Annie Aarup Jensen

  • Problem based learning in HE and new approaches to assessment as a consequence of new formal regulations

    Annie Aarup Jensen and Lone Krogh, Department of Education, Learning and Philosophy, Aalborg University, Denmark

    Research seminar

    Themes: skills development and lifelong learning

    Tuesday 8 September 2009, 09.00 - 10.00 in room 122

    Aalborg University has more than 30 years of experiences in educating students using problem based learning strategies.  The pedagogical model is described in keywords as problem-based, project-organised cooperative project learning in groups. Within a curricular fra­mework based on scientific or professional fields (often with a considerable degree of interdisciplinarity) students choose and formulate pro­blems and questions, which are investigated and analysed by the students and they take steps towards resol­ving the problems making use of existing sources, methods and theo­ries. This work is documented in a project report and becomes the basis for oral exami­nation at the end of term and semester. This work process has some similarities to some types of research work, and it is also related to types of work processes as they are seen in the academic work life in general, not least in development projects, project management and in combination with organisational learning. Although project work is regarded as the core study activity, students also follow lecture programmes and seminars and do different types of assignments. The students’ work is facilitated by university teachers.

    It is generally expected that students work in groups of often 6 - 8 persons during the first year of study, and later in their studies the number often shrinks to 2 or 3. Individual project work is accepted, but the students are told that this minimizes the peer-learning potential. The importance of group study has also shaped the physical environ­ment. Groups meet and work in the university, and rooms for project groups are provided. At selected universities in for instance England and Australia methods which can be compared to project work are developed within the concept of ’peer learning’ (Boud 2001).

    Until recently examinations were also carried out in groups, in the form of a combination of oral presentations from each group member, questions from examiner and external censor and discussions based on both oral presentations and the written project report.  This means that there was a kind of alignment between goals, learning activities and examination format. However, in 2006 the present liberal-conservative government announced that group examinations would no longer be permitted. Students were welcome to do study work and write report in groups, but they were to be examined and assessed individually, without the presence of other students.

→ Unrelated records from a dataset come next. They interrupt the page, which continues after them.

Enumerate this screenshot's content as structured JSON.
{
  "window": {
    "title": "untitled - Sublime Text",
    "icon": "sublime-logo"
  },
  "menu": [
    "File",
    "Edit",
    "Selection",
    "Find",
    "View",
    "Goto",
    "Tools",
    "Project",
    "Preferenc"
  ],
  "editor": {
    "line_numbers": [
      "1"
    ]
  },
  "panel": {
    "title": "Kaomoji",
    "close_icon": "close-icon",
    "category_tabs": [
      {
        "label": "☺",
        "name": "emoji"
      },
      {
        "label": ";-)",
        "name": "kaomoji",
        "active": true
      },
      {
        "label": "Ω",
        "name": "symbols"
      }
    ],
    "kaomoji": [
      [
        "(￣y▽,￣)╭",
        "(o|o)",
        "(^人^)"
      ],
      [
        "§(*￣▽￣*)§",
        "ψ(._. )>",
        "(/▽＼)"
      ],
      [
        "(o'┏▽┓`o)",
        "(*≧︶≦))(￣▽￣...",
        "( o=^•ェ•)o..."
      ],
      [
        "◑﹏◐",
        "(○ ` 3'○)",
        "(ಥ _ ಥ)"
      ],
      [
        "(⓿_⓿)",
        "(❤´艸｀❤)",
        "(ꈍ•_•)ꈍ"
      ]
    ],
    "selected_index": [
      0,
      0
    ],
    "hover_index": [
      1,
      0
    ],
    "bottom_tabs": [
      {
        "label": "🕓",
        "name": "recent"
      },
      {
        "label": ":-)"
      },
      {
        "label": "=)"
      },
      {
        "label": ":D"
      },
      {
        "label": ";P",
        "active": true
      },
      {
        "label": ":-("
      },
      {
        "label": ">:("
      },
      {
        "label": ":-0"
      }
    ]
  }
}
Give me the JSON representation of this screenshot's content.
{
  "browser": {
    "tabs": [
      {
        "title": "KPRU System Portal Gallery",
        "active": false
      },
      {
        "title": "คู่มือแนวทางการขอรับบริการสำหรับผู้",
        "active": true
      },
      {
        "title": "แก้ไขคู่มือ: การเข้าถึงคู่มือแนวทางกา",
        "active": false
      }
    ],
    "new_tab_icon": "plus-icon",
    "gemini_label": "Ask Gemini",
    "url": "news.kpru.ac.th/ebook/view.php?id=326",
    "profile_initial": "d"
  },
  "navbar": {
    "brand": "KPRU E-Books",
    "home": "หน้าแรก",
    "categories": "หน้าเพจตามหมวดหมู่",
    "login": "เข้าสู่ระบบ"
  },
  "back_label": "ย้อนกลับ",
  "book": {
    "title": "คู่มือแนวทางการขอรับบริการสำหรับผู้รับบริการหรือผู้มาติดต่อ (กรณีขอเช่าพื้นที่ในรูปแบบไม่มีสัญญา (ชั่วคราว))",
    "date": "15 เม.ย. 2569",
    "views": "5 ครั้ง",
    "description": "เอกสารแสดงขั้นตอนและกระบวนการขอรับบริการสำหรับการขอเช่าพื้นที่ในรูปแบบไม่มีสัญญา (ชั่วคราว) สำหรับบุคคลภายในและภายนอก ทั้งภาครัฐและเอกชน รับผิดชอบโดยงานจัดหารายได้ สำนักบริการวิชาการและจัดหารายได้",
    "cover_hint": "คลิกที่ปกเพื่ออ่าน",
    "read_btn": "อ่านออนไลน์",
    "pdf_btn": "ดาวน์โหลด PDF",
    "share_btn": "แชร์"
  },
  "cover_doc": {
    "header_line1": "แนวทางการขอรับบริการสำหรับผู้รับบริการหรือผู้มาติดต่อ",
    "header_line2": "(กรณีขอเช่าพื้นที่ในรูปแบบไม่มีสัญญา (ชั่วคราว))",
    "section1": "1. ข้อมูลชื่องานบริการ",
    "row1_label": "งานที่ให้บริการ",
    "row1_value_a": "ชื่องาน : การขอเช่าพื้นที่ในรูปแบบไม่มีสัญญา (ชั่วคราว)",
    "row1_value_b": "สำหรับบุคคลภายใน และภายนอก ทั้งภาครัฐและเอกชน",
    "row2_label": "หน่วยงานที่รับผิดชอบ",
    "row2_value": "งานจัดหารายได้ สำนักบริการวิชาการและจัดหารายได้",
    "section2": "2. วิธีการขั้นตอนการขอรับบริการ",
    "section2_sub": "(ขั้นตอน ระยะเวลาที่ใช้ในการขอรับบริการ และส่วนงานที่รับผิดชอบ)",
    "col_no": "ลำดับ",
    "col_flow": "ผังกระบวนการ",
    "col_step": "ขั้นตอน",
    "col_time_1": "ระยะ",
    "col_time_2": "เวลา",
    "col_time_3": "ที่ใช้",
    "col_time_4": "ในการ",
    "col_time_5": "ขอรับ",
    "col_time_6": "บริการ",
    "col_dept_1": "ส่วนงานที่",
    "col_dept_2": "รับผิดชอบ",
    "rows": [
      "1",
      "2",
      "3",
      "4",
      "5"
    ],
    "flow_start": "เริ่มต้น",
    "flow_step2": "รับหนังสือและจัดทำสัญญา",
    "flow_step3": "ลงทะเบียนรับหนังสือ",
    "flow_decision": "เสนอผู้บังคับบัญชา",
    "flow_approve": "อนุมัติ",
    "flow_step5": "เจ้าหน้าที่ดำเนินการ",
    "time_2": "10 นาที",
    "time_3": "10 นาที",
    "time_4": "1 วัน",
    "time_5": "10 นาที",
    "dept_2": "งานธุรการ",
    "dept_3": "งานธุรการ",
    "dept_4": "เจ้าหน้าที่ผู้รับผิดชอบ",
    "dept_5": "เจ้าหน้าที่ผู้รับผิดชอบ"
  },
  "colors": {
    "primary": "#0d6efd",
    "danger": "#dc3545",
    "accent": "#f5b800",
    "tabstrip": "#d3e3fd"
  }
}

    Based on research into the implications of the ban on group exams the presentation will present the new rules and regulations for assessment and discuss some of their consequences for teaching, learning and assessment in general and for the PBL-model in particular. Some of the core issues will be: The consequences of the changes in assessment formats, the implications for the students’ learning strategies and approaches and examples of the various strategies employed in different disciplines in order to create new valid assessment forms.